As cars become ever more connected their attack surface grows exponentially. This in itself increases the demands for Cyber Security and, when coupled with the user‘s demands for ease of use, presents new challenges.

Automotive IQ interviewed Alistair Goodfellow, Body Electronics Engineer at SAIC Motor UK Technical Centre Limited, and discussed about the key challenges in taking device design implementation to the next level. 

1. Can you tell us more about your role as a Body Electronics Engineer at SAIC Motor UK?

I work for the Connected and Autonomous Vehicles team here at SAIC Motor UK. I have twelve years of experience in electronics and come from a body electronics background. Originally I was employed as the lead Body Control Module engineer here (this controls the wipers, lights, seats, mirrors, etc in a car) but moved into Cyber Security last year to be able to assess and respond to the increasing security threat posed by ever more connected cars.

2. Which developments in automotive cyber security seem most promising to you? 

There is a real awareness in the industry of the importance of cyber security now. Recent high profile news articles have raised the general public’s awareness to the threat posed by targeted cyber-attacks. Legislation is fast catching up to this – bill H.R. 2288 was unanimously passed in Washington making it illegal for a manufacturer to sell, import into the US or even exhibit partially automated .vehicles without cyber security measures. The UK government has recently published its own Cyber Security Guidelines and ISO has published J3061 (Cybersecurity Guidebook for Cyber-Physical Vehicle Systems) with a more detailed book to follow.

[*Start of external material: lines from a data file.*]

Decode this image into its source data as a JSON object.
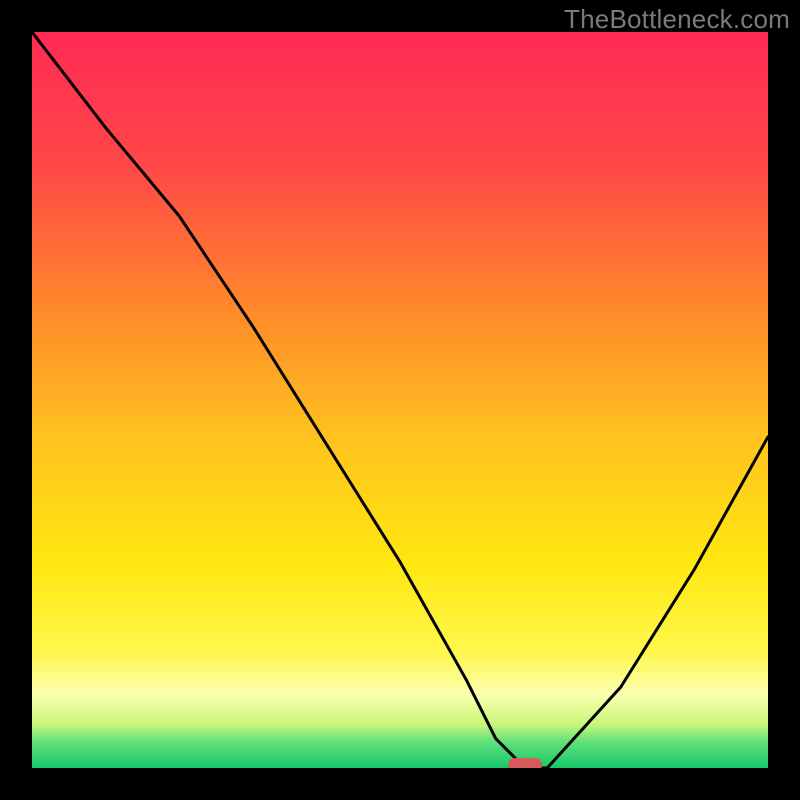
{
  "watermark": "TheBottleneck.com",
  "chart_data": {
    "type": "line",
    "title": "",
    "xlabel": "",
    "ylabel": "",
    "xlim": [
      0,
      100
    ],
    "ylim": [
      0,
      100
    ],
    "grid": false,
    "series": [
      {
        "name": "curve",
        "x": [
          0,
          10,
          20,
          30,
          40,
          50,
          59,
          63,
          67,
          70,
          80,
          90,
          100
        ],
        "y": [
          100,
          87,
          75,
          60,
          44,
          28,
          12,
          4,
          0,
          0,
          11,
          27,
          45
        ]
      }
    ],
    "marker": {
      "x": 67,
      "y": 0
    },
    "gradient_stops": [
      {
        "offset": 0.0,
        "color": "#ff2a55"
      },
      {
        "offset": 0.18,
        "color": "#ff4747"
      },
      {
        "offset": 0.38,
        "color": "#ff8a2a"
      },
      {
        "offset": 0.55,
        "color": "#ffc21f"
      },
      {
        "offset": 0.72,
        "color": "#ffe70f"
      },
      {
        "offset": 0.84,
        "color": "#fff74a"
      },
      {
        "offset": 0.9,
        "color": "#fbffb0"
      },
      {
        "offset": 0.94,
        "color": "#c9f77a"
      },
      {
        "offset": 0.965,
        "color": "#5fe07a"
      },
      {
        "offset": 1.0,
        "color": "#18c86a"
      }
    ],
    "curve_color": "#000000",
    "marker_color": "#d65a5a"
  }
}
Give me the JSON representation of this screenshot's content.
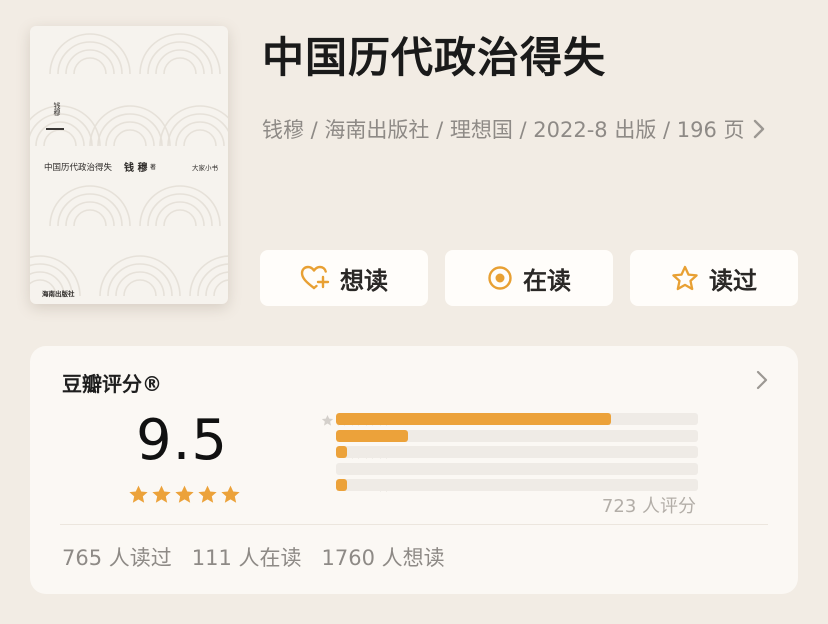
{
  "book": {
    "title": "中国历代政治得失",
    "meta": "钱穆 / 海南出版社 / 理想国 / 2022-8 出版 / 196 页",
    "cover": {
      "title_text": "中国历代政治得失",
      "author_text": "钱 穆",
      "author_suffix": "著",
      "series_text": "大家小书",
      "vertical_text": "钱穆",
      "publisher_mark": "海南出版社"
    }
  },
  "actions": {
    "want_label": "想读",
    "reading_label": "在读",
    "read_label": "读过"
  },
  "rating": {
    "title": "豆瓣评分®",
    "score": "9.5",
    "stars_filled": 5,
    "distribution": [
      {
        "stars": 5,
        "fraction": 0.76
      },
      {
        "stars": 4,
        "fraction": 0.2
      },
      {
        "stars": 3,
        "fraction": 0.03
      },
      {
        "stars": 2,
        "fraction": 0.0
      },
      {
        "stars": 1,
        "fraction": 0.03
      }
    ],
    "count_text": "723 人评分",
    "stats": {
      "read_text": "765 人读过",
      "reading_text": "111 人在读",
      "want_text": "1760 人想读"
    }
  },
  "colors": {
    "accent": "#eca23a",
    "background": "#f2ece4",
    "card": "#fbf8f4",
    "muted_text": "#8e8a86"
  },
  "icons": [
    "heart-plus-icon",
    "target-circle-icon",
    "star-outline-icon",
    "chevron-right-icon",
    "star-icon"
  ]
}
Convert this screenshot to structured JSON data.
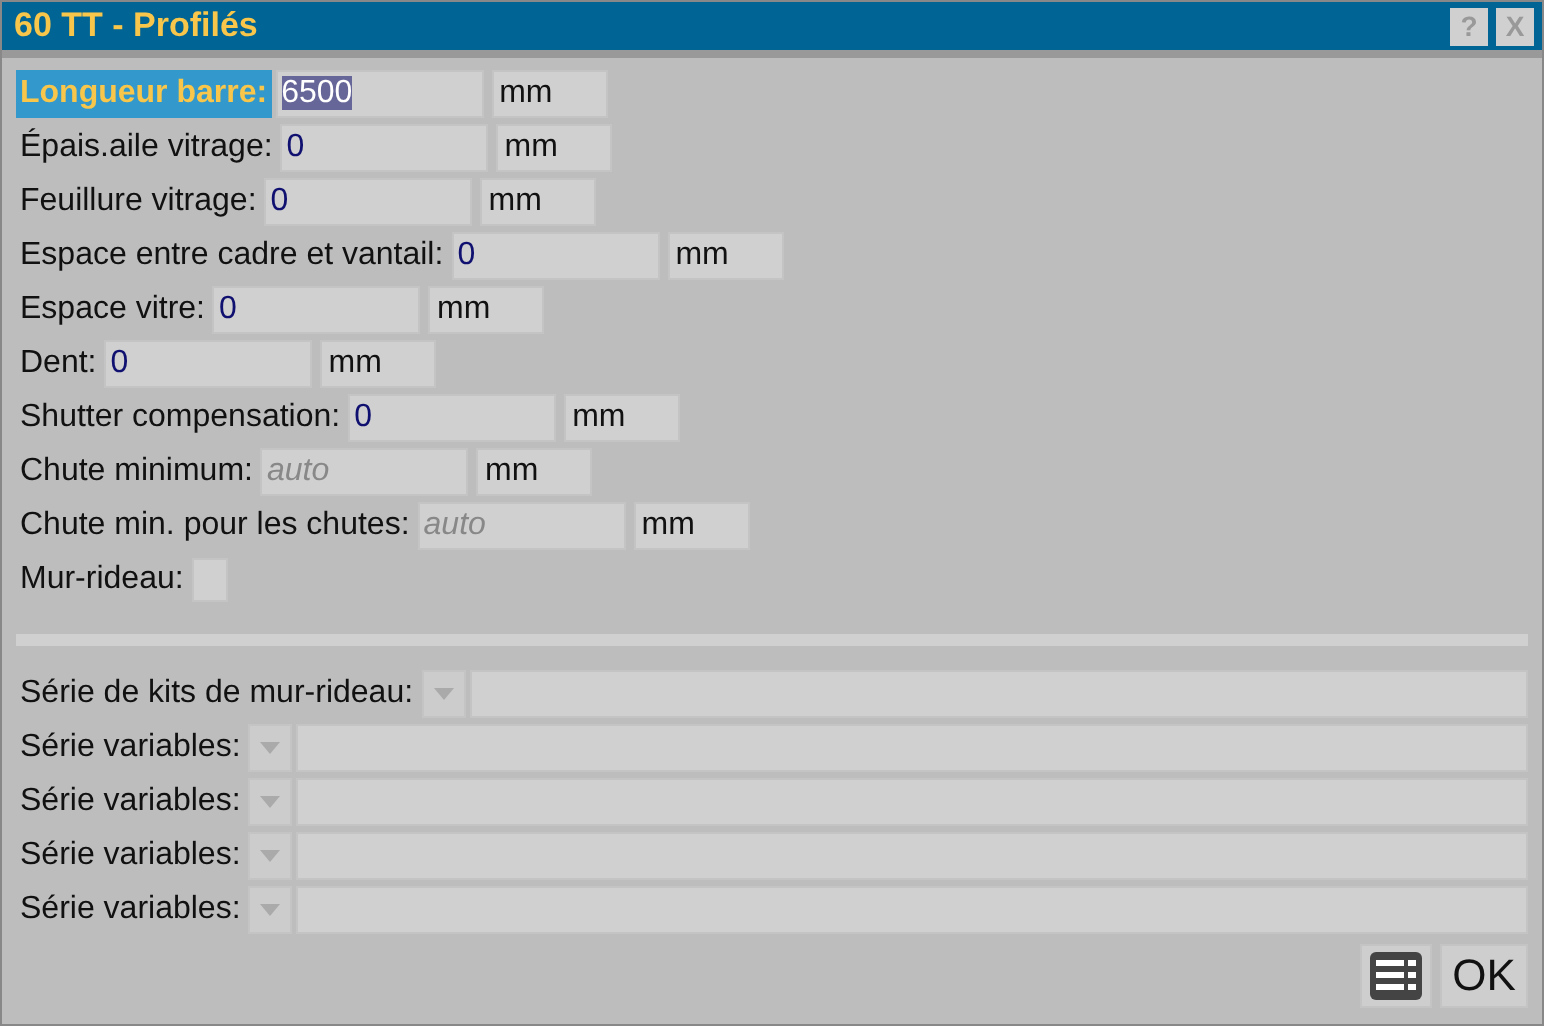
{
  "window": {
    "title": "60 TT - Profilés",
    "help": "?",
    "close": "X"
  },
  "fields": [
    {
      "kind": "number",
      "label": "Longueur barre:",
      "value": "6500",
      "unit": "mm",
      "selected": true
    },
    {
      "kind": "number",
      "label": "Épais.aile vitrage:",
      "value": "0",
      "unit": "mm",
      "selected": false
    },
    {
      "kind": "number",
      "label": "Feuillure vitrage:",
      "value": "0",
      "unit": "mm",
      "selected": false
    },
    {
      "kind": "number",
      "label": "Espace entre cadre et vantail:",
      "value": "0",
      "unit": "mm",
      "selected": false
    },
    {
      "kind": "number",
      "label": "Espace vitre:",
      "value": "0",
      "unit": "mm",
      "selected": false
    },
    {
      "kind": "number",
      "label": "Dent:",
      "value": "0",
      "unit": "mm",
      "selected": false
    },
    {
      "kind": "number",
      "label": "Shutter compensation:",
      "value": "0",
      "unit": "mm",
      "selected": false
    },
    {
      "kind": "number",
      "label": "Chute minimum:",
      "placeholder": "auto",
      "unit": "mm",
      "selected": false
    },
    {
      "kind": "number",
      "label": "Chute min. pour les chutes:",
      "placeholder": "auto",
      "unit": "mm",
      "selected": false
    },
    {
      "kind": "checkbox",
      "label": "Mur-rideau:",
      "checked": false,
      "selected": false
    }
  ],
  "series": [
    {
      "label": "Série de kits de mur-rideau:"
    },
    {
      "label": "Série variables:"
    },
    {
      "label": "Série variables:"
    },
    {
      "label": "Série variables:"
    },
    {
      "label": "Série variables:"
    }
  ],
  "buttons": {
    "ok": "OK"
  }
}
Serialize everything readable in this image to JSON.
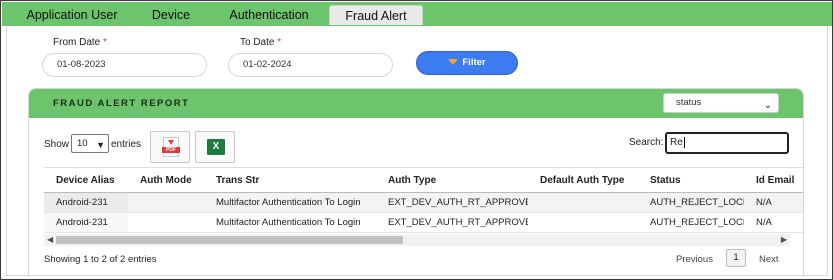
{
  "tabs": [
    {
      "label": "Application User",
      "active": false
    },
    {
      "label": "Device",
      "active": false
    },
    {
      "label": "Authentication",
      "active": false
    },
    {
      "label": "Fraud Alert",
      "active": true
    }
  ],
  "filters": {
    "from_label": "From Date",
    "to_label": "To Date",
    "required_mark": "*",
    "from_value": "01-08-2023",
    "to_value": "01-02-2024",
    "filter_label": "Filter"
  },
  "report": {
    "title": "FRAUD ALERT REPORT",
    "status_value": "status"
  },
  "table_controls": {
    "show_label": "Show",
    "entries_value": "10",
    "entries_label": "entries",
    "search_label": "Search:",
    "search_value": "Re"
  },
  "table": {
    "headers": [
      "Device Alias",
      "Auth Mode",
      "Trans Str",
      "Auth Type",
      "Default Auth Type",
      "Status",
      "Id Email"
    ],
    "rows": [
      [
        "Android-231",
        "",
        "Multifactor Authentication To Login",
        "EXT_DEV_AUTH_RT_APPROVE",
        "",
        "AUTH_REJECT_LOCK",
        "N/A"
      ],
      [
        "Android-231",
        "",
        "Multifactor Authentication To Login",
        "EXT_DEV_AUTH_RT_APPROVE",
        "",
        "AUTH_REJECT_LOCK",
        "N/A"
      ]
    ]
  },
  "footer": {
    "info": "Showing 1 to 2 of 2 entries",
    "previous": "Previous",
    "page": "1",
    "next": "Next"
  },
  "colors": {
    "accent_green": "#6cc46c",
    "filter_blue": "#3d7bf0",
    "required_red": "#e53935"
  }
}
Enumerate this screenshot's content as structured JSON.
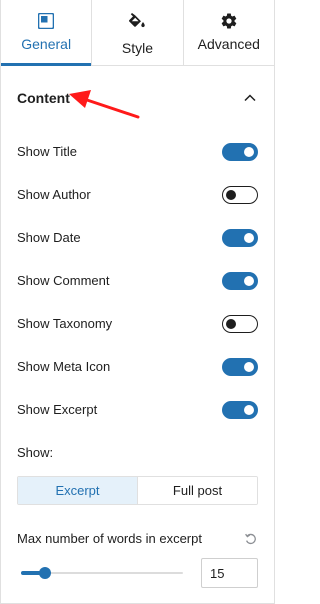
{
  "tabs": [
    {
      "label": "General",
      "icon": "layout-icon",
      "active": true
    },
    {
      "label": "Style",
      "icon": "paint-bucket-icon",
      "active": false
    },
    {
      "label": "Advanced",
      "icon": "gear-icon",
      "active": false
    }
  ],
  "section": {
    "title": "Content",
    "expanded": true
  },
  "toggles": [
    {
      "label": "Show Title",
      "on": true
    },
    {
      "label": "Show Author",
      "on": false
    },
    {
      "label": "Show Date",
      "on": true
    },
    {
      "label": "Show Comment",
      "on": true
    },
    {
      "label": "Show Taxonomy",
      "on": false
    },
    {
      "label": "Show Meta Icon",
      "on": true
    },
    {
      "label": "Show Excerpt",
      "on": true
    }
  ],
  "show": {
    "label": "Show:",
    "options": [
      "Excerpt",
      "Full post"
    ],
    "selected": "Excerpt"
  },
  "excerpt_words": {
    "label": "Max number of words in excerpt",
    "value": "15",
    "slider_fraction": 0.15
  },
  "colors": {
    "accent": "#2271b1",
    "selected_bg": "#e5f1fa",
    "annotation_arrow": "#ff0000"
  }
}
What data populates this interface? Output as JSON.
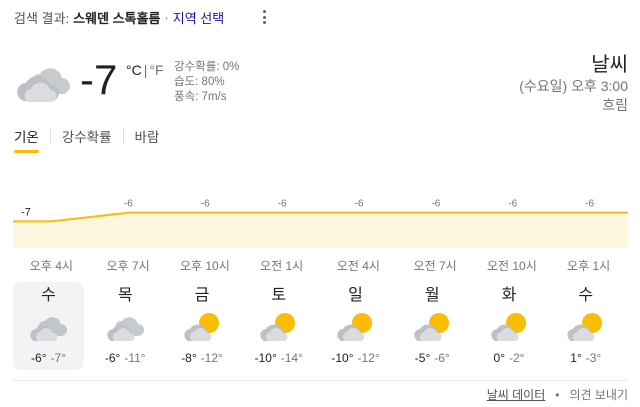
{
  "header": {
    "prefix": "검색 결과:",
    "location": "스웨덴 스톡홀름",
    "separator": "·",
    "select_location": "지역 선택"
  },
  "current": {
    "icon": "cloudy-icon",
    "temperature": "-7",
    "unit_c": "°C",
    "unit_sep": "|",
    "unit_f": "°F",
    "precipitation": "강수확률: 0%",
    "humidity": "습도: 80%",
    "wind": "풍속: 7m/s"
  },
  "info": {
    "title": "날씨",
    "datetime": "(수요일) 오후 3:00",
    "condition": "흐림"
  },
  "tabs": [
    {
      "label": "기온",
      "active": true
    },
    {
      "label": "강수확률",
      "active": false
    },
    {
      "label": "바람",
      "active": false
    }
  ],
  "chart_data": {
    "type": "area",
    "x": [
      "오후 4시",
      "오후 7시",
      "오후 10시",
      "오전 1시",
      "오전 4시",
      "오전 7시",
      "오전 10시",
      "오후 1시"
    ],
    "data_labels": [
      "-7",
      "-6",
      "-6",
      "-6",
      "-6",
      "-6",
      "-6",
      "-6"
    ],
    "values": [
      -7,
      -6,
      -6,
      -6,
      -6,
      -6,
      -6,
      -6
    ],
    "fill_color": "#fef7e0",
    "line_color": "#fbbc04"
  },
  "forecast": {
    "times": [
      "오후 4시",
      "오후 7시",
      "오후 10시",
      "오전 1시",
      "오전 4시",
      "오전 7시",
      "오전 10시",
      "오후 1시"
    ],
    "days": [
      {
        "name": "수",
        "icon": "cloudy-icon",
        "high": "-6°",
        "low": "-7°",
        "selected": true
      },
      {
        "name": "목",
        "icon": "cloudy-icon",
        "high": "-6°",
        "low": "-11°",
        "selected": false
      },
      {
        "name": "금",
        "icon": "partly-cloudy-icon",
        "high": "-8°",
        "low": "-12°",
        "selected": false
      },
      {
        "name": "토",
        "icon": "partly-cloudy-icon",
        "high": "-10°",
        "low": "-14°",
        "selected": false
      },
      {
        "name": "일",
        "icon": "partly-cloudy-icon",
        "high": "-10°",
        "low": "-12°",
        "selected": false
      },
      {
        "name": "월",
        "icon": "partly-cloudy-icon",
        "high": "-5°",
        "low": "-6°",
        "selected": false
      },
      {
        "name": "화",
        "icon": "partly-cloudy-icon",
        "high": "0°",
        "low": "-2°",
        "selected": false
      },
      {
        "name": "수",
        "icon": "partly-cloudy-icon",
        "high": "1°",
        "low": "-3°",
        "selected": false
      }
    ]
  },
  "footer": {
    "weather_data": "날씨 데이터",
    "bullet": "•",
    "feedback": "의견 보내기"
  },
  "colors": {
    "accent": "#fbbc04",
    "link": "#1a0dab",
    "muted": "#70757a"
  }
}
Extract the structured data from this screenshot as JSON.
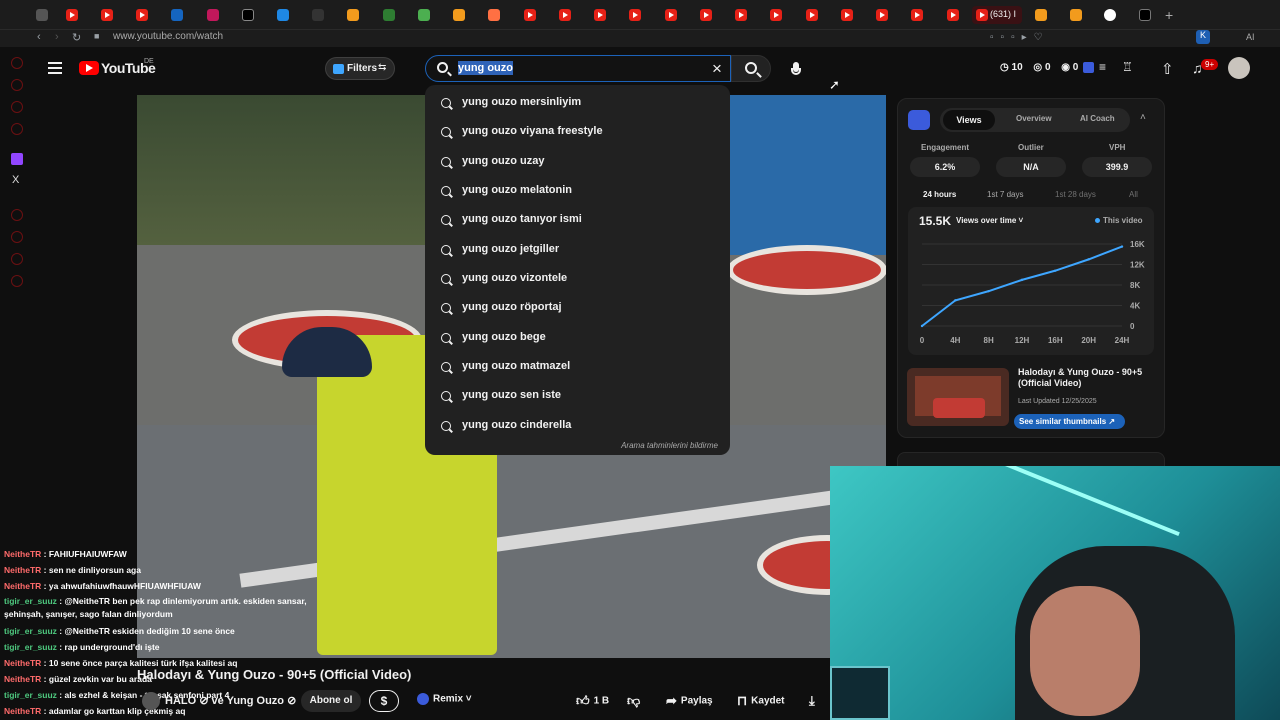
{
  "browser": {
    "url": "www.youtube.com/watch",
    "active_tab_label": "(631) I",
    "extension_label": "AI"
  },
  "header": {
    "logo_text": "YouTube",
    "region": "DE",
    "filters_label": "Filters",
    "search_query": "yung ouzo",
    "stats": {
      "a": "10",
      "b": "0",
      "c": "0"
    },
    "notification_count": "9+"
  },
  "suggestions": {
    "items": [
      "yung ouzo mersinliyim",
      "yung ouzo viyana freestyle",
      "yung ouzo uzay",
      "yung ouzo melatonin",
      "yung ouzo tanıyor ismi",
      "yung ouzo jetgiller",
      "yung ouzo vizontele",
      "yung ouzo röportaj",
      "yung ouzo bege",
      "yung ouzo matmazel",
      "yung ouzo sen iste",
      "yung ouzo cinderella"
    ],
    "footer": "Arama tahminlerini bildirme"
  },
  "panel": {
    "tabs": [
      "Views",
      "Overview",
      "AI Coach"
    ],
    "metrics": [
      {
        "label": "Engagement",
        "value": "6.2%"
      },
      {
        "label": "Outlier",
        "value": "N/A"
      },
      {
        "label": "VPH",
        "value": "399.9"
      }
    ],
    "ranges": [
      "24 hours",
      "1st 7 days",
      "1st 28 days",
      "All"
    ],
    "total": "15.5K",
    "metric_selector": "Views over time",
    "legend": "This video",
    "thumb_title": "Halodayı & Yung Ouzo - 90+5 (Official Video)",
    "thumb_updated": "Last Updated 12/25/2025",
    "similar_label": "See similar thumbnails ↗"
  },
  "chart_data": {
    "type": "line",
    "x": [
      "0",
      "4H",
      "8H",
      "12H",
      "16H",
      "20H",
      "24H"
    ],
    "series": [
      {
        "name": "This video",
        "values": [
          0,
          5000,
          6800,
          9000,
          10800,
          13000,
          15500
        ]
      }
    ],
    "y_ticks": [
      "16K",
      "12K",
      "8K",
      "4K",
      "0"
    ],
    "ylim": [
      0,
      16000
    ],
    "color": "#3ea6ff",
    "grid": true
  },
  "video": {
    "title": "Halodayı & Yung Ouzo - 90+5 (Official Video)",
    "channel": "HALO ⊘ ve Yung Ouzo ⊘",
    "subscribe_label": "Abone ol",
    "donate_label": "$",
    "remix_label": "Remix",
    "like_count": "1 B",
    "share_label": "Paylaş",
    "save_label": "Kaydet"
  },
  "chat": [
    {
      "user": "NeitheTR",
      "msg": "FAHIUFHAIUWFAW",
      "color": "red"
    },
    {
      "user": "NeitheTR",
      "msg": "sen ne dinliyorsun aga",
      "color": "red"
    },
    {
      "user": "NeitheTR",
      "msg": "ya ahwufahiuwfhauwHFIUAWHFIUAW",
      "color": "red"
    },
    {
      "user": "tigir_er_suuz",
      "msg": "@NeitheTR ben pek rap dinlemiyorum artık. eskiden sansar, şehinşah, şanışer, sago falan dinliyordum",
      "color": "green"
    },
    {
      "user": "tigir_er_suuz",
      "msg": "@NeitheTR eskiden dediğim 10 sene önce",
      "color": "green"
    },
    {
      "user": "tigir_er_suuz",
      "msg": "rap underground'dı işte",
      "color": "green"
    },
    {
      "user": "NeitheTR",
      "msg": "10 sene önce parça kalitesi türk ifşa kalitesi aq",
      "color": "red"
    },
    {
      "user": "NeitheTR",
      "msg": "güzel zevkin var bu arada",
      "color": "red"
    },
    {
      "user": "tigir_er_suuz",
      "msg": "als ezhel & keişan - taşşak senfoni part 4",
      "color": "green"
    },
    {
      "user": "NeitheTR",
      "msg": "adamlar go karttan klip çekmiş aq",
      "color": "red"
    }
  ]
}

3. What are the most important things to remember when designing with security in mind?

It is important to understand and define the functionality of the system to be able to correctly define which areas of focus are a priority. As an example, a denial of service attack would be a priority for a cyber-physical system such as steering (as this could affect safety) and confidentiality would be a priority for an in car app which processes personally identifiable information. It is also important to reduce the attack surface where possible by turning off, disabling or not installing features which are not important to the vast majority of users. Users that really need it or want it should be forced to take explicit action to obtain that feature.

4. What are the greatest challenges you currently face in your role?

The ever increasing spread of connected devices will exponentially increase the available attack surface. The greatest challenge therefore is to provide the level of connected functionality that the customer desires but with the level of security that the customer requires. The fact that cars have now become a target of cyber-attacks only serves to highlight how important this now is.

5. What advice can you give to someone who might aspire to become a Body Electronics Engineer?

A genuine interest in the field will always get you a long way. Studying maths through college and a degree in electronics at university will help but the industry, and threats, are ever changing and always moving forward. One cannot stand still once graduated and an interest in the field will ensure that you keep up to date and motivated through your career.